UTI executive trustee PJ Nayak said the results of the IT off-shore fund, which were taken up at last week's board of trustees meeting in Mauritius, have given UTI a reason to cheer. "We have two options.
`` Either to open the scheme for fresh subscriptions or raise fresh monies through a new vehicle. On the one hand, the global markets themselves are depressed and, on the other, there is a huge demand for Indian IT sector stocks. We have to, thus, strike a balance and will do so at the opportune time", saidNayak.
The net asset value (NAV) of the fund, has appreciated by 28.1 per cent (as on June 30) and by 50 per cent (as on October 1) in dollar terms, while in rupee terms the fund has appreciated by 67.3 per cent since inception (June 1997). The NAV of the scheme has gone up from $ 10 on launch to $ 15 as on October 1, 1998. During the same period the BSE Sensex has dropped by 30.9 per cent and the foreign exchange rate by 19.2 per cent. The India IT fund was launched last year as a close-ended pure equity fund, which was able to garner $ 50 million.

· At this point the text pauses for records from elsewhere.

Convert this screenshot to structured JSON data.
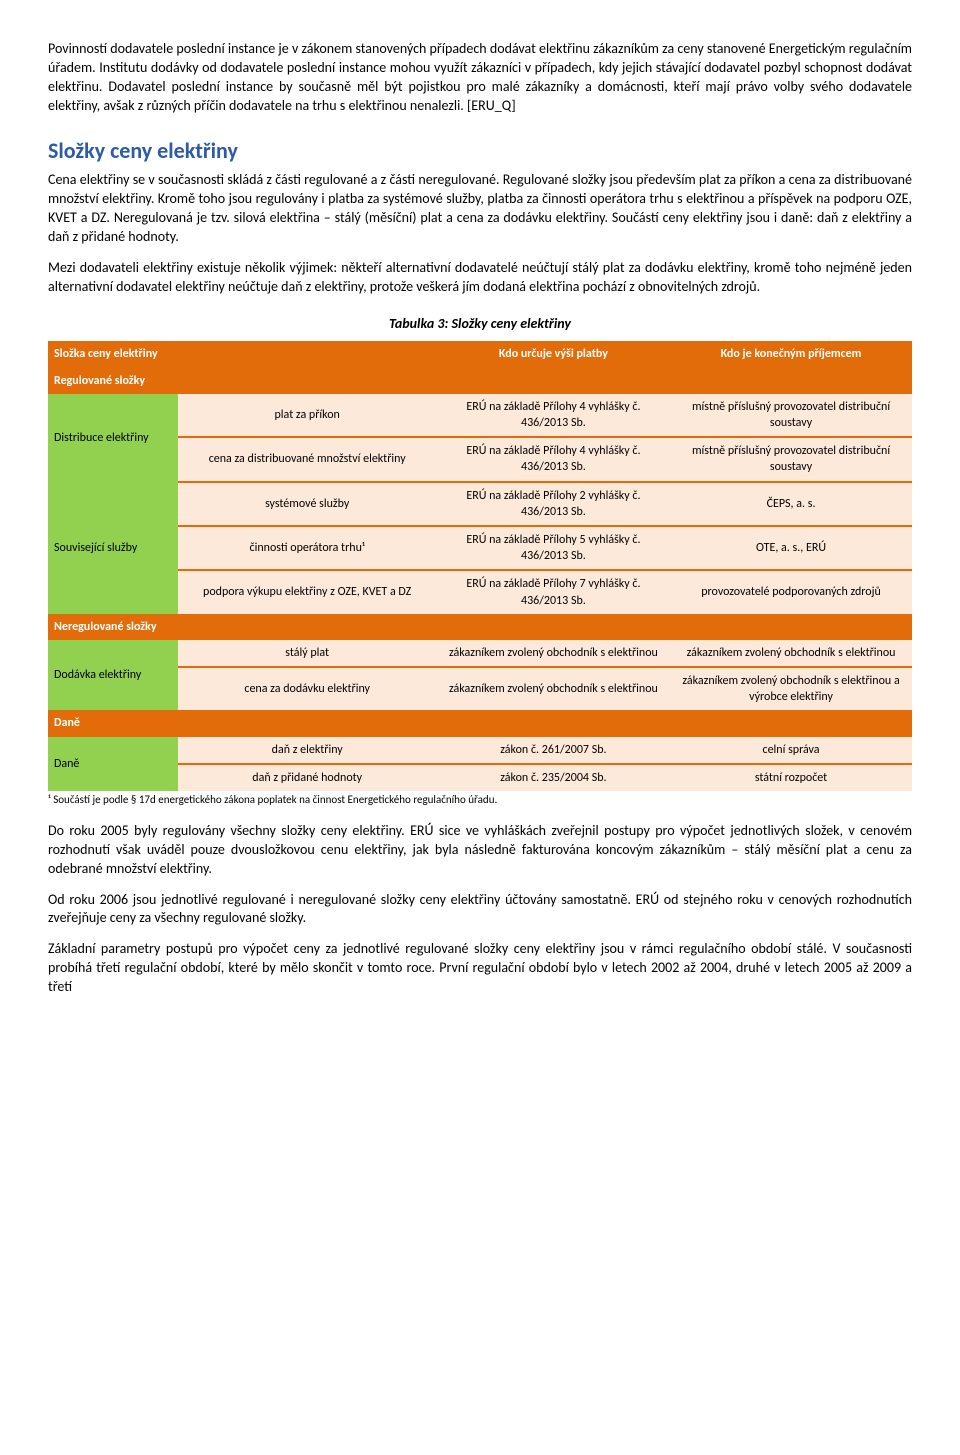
{
  "intro": {
    "p1": "Povinností dodavatele poslední instance je v zákonem stanovených případech dodávat elektřinu zákazníkům za ceny stanovené Energetickým regulačním úřadem. Institutu dodávky od dodavatele poslední instance mohou využít zákazníci v případech, kdy jejich stávající dodavatel pozbyl schopnost dodávat elektřinu. Dodavatel poslední instance by současně měl být pojistkou pro malé zákazníky a domácnosti, kteří mají právo volby svého dodavatele elektřiny, avšak z různých příčin dodavatele na trhu s elektřinou nenalezli. [ERU_Q]"
  },
  "section": {
    "title": "Složky ceny elektřiny",
    "p1": "Cena elektřiny se v současnosti skládá z části regulované a z části neregulované. Regulované složky jsou především plat za příkon a cena za distribuované množství elektřiny. Kromě toho jsou regulovány i platba za systémové služby, platba za činnosti operátora trhu s elektřinou a příspěvek na podporu OZE, KVET a DZ. Neregulovaná je tzv. silová elektřina – stálý (měsíční) plat a cena za dodávku elektřiny. Součástí ceny elektřiny jsou i daně: daň z elektřiny a daň z přidané hodnoty.",
    "p2": "Mezi dodavateli elektřiny existuje několik výjimek: někteří alternativní dodavatelé neúčtují stálý plat za dodávku elektřiny, kromě toho nejméně jeden alternativní dodavatel elektřiny neúčtuje daň z elektřiny, protože veškerá jím dodaná elektřina pochází z obnovitelných zdrojů."
  },
  "table": {
    "caption": "Tabulka 3: Složky ceny elektřiny",
    "headers": {
      "h1": "Složka ceny elektřiny",
      "h2": "Kdo určuje výši platby",
      "h3": "Kdo je konečným příjemcem"
    },
    "sections": {
      "regulated": "Regulované složky",
      "unregulated": "Neregulované složky",
      "taxes": "Daně"
    },
    "groups": {
      "distribution": "Distribuce elektřiny",
      "related": "Související služby",
      "delivery": "Dodávka elektřiny",
      "tax": "Daně"
    },
    "rows": {
      "r1": {
        "item": "plat za příkon",
        "who": "ERÚ na základě Přílohy 4 vyhlášky č. 436/2013 Sb.",
        "recipient": "místně příslušný provozovatel distribuční soustavy"
      },
      "r2": {
        "item": "cena za distribuované množství elektřiny",
        "who": "ERÚ na základě Přílohy 4 vyhlášky č. 436/2013 Sb.",
        "recipient": "místně příslušný provozovatel distribuční soustavy"
      },
      "r3": {
        "item": "systémové služby",
        "who": "ERÚ na základě Přílohy 2 vyhlášky č. 436/2013 Sb.",
        "recipient": "ČEPS, a. s."
      },
      "r4": {
        "item": "činnosti operátora trhu¹",
        "who": "ERÚ na základě Přílohy 5 vyhlášky č. 436/2013 Sb.",
        "recipient": "OTE, a. s., ERÚ"
      },
      "r5": {
        "item": "podpora výkupu elektřiny z OZE, KVET a DZ",
        "who": "ERÚ na základě Přílohy 7 vyhlášky č. 436/2013 Sb.",
        "recipient": "provozovatelé podporovaných zdrojů"
      },
      "r6": {
        "item": "stálý plat",
        "who": "zákazníkem zvolený obchodník s elektřinou",
        "recipient": "zákazníkem zvolený obchodník s elektřinou"
      },
      "r7": {
        "item": "cena za dodávku elektřiny",
        "who": "zákazníkem zvolený obchodník s elektřinou",
        "recipient": "zákazníkem zvolený obchodník s elektřinou a výrobce elektřiny"
      },
      "r8": {
        "item": "daň z elektřiny",
        "who": "zákon č. 261/2007 Sb.",
        "recipient": "celní správa"
      },
      "r9": {
        "item": "daň z přidané hodnoty",
        "who": "zákon č. 235/2004 Sb.",
        "recipient": "státní rozpočet"
      }
    },
    "footnote": "¹ Součástí je podle § 17d energetického zákona poplatek na činnost Energetického regulačního úřadu."
  },
  "closing": {
    "p1": "Do roku 2005 byly regulovány všechny složky ceny elektřiny. ERÚ sice ve vyhláškách zveřejnil postupy pro výpočet jednotlivých složek, v cenovém rozhodnutí však uváděl pouze dvousložkovou cenu elektřiny, jak byla následně fakturována koncovým zákazníkům – stálý měsíční plat a cenu za odebrané množství elektřiny.",
    "p2": "Od roku 2006 jsou jednotlivé regulované i neregulované složky ceny elektřiny účtovány samostatně. ERÚ od stejného roku v cenových rozhodnutích zveřejňuje ceny za všechny regulované složky.",
    "p3": "Základní parametry postupů pro výpočet ceny za jednotlivé regulované složky ceny elektřiny jsou v rámci regulačního období stálé. V současnosti probíhá třetí regulační období, které by mělo skončit v tomto roce. První regulační období bylo v letech 2002 až 2004, druhé v letech 2005 až 2009 a třetí"
  }
}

According to Nayak, the fund is the best performing off-shore fund and has given good returns in dollar terms despite the fall in the Indian rupee. "Even though the world has been discussing the negative aspects of UTI's balance sheet, there has been a good development as well. We have been able to reconcile accounts with regard to three aspects, something which we have been trying to do for a very long time," said Nayak.

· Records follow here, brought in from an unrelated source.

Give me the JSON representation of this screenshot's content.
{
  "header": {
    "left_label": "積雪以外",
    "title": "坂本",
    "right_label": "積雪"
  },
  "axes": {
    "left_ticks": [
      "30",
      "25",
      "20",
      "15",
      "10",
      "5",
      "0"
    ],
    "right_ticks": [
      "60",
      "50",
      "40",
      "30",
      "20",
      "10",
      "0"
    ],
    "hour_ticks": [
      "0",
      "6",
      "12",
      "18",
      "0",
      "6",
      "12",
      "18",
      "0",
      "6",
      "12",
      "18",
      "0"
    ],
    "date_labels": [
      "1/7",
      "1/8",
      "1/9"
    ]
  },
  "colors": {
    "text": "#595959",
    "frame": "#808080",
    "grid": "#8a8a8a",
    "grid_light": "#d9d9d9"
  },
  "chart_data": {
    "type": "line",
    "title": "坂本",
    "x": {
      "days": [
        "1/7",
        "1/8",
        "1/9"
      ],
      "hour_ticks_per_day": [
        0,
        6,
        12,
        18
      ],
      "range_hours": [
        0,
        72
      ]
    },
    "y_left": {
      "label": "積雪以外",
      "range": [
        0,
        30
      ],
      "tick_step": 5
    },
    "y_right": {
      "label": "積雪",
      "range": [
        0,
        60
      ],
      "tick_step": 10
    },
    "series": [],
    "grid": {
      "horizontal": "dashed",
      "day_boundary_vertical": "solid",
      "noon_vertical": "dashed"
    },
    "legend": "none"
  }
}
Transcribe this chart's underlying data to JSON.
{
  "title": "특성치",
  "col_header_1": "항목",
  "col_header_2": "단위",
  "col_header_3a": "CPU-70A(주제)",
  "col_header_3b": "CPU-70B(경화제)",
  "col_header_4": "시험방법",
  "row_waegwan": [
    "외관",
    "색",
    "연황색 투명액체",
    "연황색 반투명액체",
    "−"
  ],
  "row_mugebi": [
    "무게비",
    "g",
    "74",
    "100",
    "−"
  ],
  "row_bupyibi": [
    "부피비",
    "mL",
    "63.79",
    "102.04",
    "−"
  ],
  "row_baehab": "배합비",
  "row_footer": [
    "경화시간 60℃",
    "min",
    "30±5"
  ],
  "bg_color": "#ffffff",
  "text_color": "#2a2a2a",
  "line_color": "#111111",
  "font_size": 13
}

UTI has been able to attainreconciliation of accounts of the unit capital of its flagship scheme US-64 and the Senior Citizens Unit Plan. Till last year, UTI did not know what the exact unit capital of these two schemes. This year, the problem has been resolved. Another area where UTI was not able to reconcile its accounts was the difference in the value of assets lying with its custodian and the assets on the investment side of UTI, i.e., the shares which have been bought by UTI. This is because the shares lying with its custodian also comprise fake certificates, lost share certificates plus those which are still lying with the registrar of companies for transfer. This year, UTI has been able to make up for this difference in the value of shares bought by UTI and those kept with its custodian.
UTI also faced a problem in its accounts when the units were purchased at one centre and the repurchase was made at the other centre of UTI. For example, if the units were bought in Mumbai and sold in Kulu Manali than a difference in theaccounts crept in. UTI has been able to make good this difference also in its accounts with the reconciliation of inter-branch accounts this year. "All this progress has been made by UTI due to increased information technology and computerisation of UTI offices all over the country," said Nayak.